You will also need a day pack, as your main pack will be portered to the next campsite. The day pack is useful for carrying things like your camera, water, and other essential items with you. It is also a good idea to bring a good, wide-brimmed hat, sunglasses, and sun cream with you to protect you from the harsh sunlight at the higher altitudes. If you are trekking in the winter months, warm gloves, plenty of layers, and a thick fleece or hiking jacket is essential. For the summer months, make sure that you have waterproof clothing, as it can get a little wet.
Accommodations and Meals during this Trek
All of your accommodation and food on the tours in Bhutan are included in the price of the tour itself. When trekking, your food is also included, and will be cooked for you by a cook that will be in the support team at each campsite. Your camping equipment is also part of the inclusive items for the treks in Bhutan, and will be provided by your tour operator.
Campsite with lush plants surrounded, green grass underneath, and large tent pitched for cooking and meal-having by the riverside.

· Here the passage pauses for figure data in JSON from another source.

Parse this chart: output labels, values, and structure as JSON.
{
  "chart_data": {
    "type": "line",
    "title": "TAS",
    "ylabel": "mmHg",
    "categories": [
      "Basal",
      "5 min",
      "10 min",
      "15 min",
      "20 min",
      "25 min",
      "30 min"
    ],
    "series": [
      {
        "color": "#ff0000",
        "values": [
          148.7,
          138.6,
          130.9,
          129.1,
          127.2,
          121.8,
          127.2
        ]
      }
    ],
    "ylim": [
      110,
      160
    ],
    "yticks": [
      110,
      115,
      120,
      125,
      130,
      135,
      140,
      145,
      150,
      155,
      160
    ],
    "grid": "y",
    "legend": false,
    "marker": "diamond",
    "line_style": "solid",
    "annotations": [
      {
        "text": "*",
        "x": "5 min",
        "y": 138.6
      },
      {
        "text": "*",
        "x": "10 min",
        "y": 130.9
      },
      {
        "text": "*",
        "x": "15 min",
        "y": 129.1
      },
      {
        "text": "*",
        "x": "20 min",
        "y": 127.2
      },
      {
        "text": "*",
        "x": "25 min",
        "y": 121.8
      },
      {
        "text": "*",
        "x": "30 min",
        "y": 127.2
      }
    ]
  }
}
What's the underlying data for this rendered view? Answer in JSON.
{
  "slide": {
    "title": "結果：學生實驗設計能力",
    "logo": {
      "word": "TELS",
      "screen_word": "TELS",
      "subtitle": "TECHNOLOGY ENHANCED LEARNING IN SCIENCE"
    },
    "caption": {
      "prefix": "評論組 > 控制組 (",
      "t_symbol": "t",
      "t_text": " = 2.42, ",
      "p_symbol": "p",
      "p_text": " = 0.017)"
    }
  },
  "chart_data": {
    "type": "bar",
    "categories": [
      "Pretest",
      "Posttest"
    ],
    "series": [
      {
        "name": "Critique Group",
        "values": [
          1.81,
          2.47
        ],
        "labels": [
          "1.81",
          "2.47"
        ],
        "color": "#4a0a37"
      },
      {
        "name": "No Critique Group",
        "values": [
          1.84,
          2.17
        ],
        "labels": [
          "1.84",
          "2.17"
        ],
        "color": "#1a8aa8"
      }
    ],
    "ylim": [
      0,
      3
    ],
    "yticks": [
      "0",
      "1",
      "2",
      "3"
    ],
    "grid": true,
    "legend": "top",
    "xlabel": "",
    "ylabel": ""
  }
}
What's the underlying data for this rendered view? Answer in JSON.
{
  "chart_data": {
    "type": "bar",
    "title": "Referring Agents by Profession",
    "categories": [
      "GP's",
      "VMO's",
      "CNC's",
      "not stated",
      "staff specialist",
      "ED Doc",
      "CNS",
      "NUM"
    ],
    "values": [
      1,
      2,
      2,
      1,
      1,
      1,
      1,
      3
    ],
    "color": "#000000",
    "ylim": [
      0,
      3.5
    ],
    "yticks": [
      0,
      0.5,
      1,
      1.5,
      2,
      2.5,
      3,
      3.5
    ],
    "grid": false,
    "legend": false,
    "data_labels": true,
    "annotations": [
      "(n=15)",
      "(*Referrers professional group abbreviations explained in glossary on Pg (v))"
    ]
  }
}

Conclusion according to Jomolhari Loop Trek Review
The Jomolhari Loop Trek is one of the most popular medium-range treks in Bhutan, and has excellent reviews by trekkers from all around the world. One of the most popular aspects of the trek, according to reviewers, is the stopover at Jangothang for a complete day, allowing you to spend the day exploring the area better, and getting some of the best shots of the mountain, especially at sunset and sunrise, which most “base camp” treks do not have.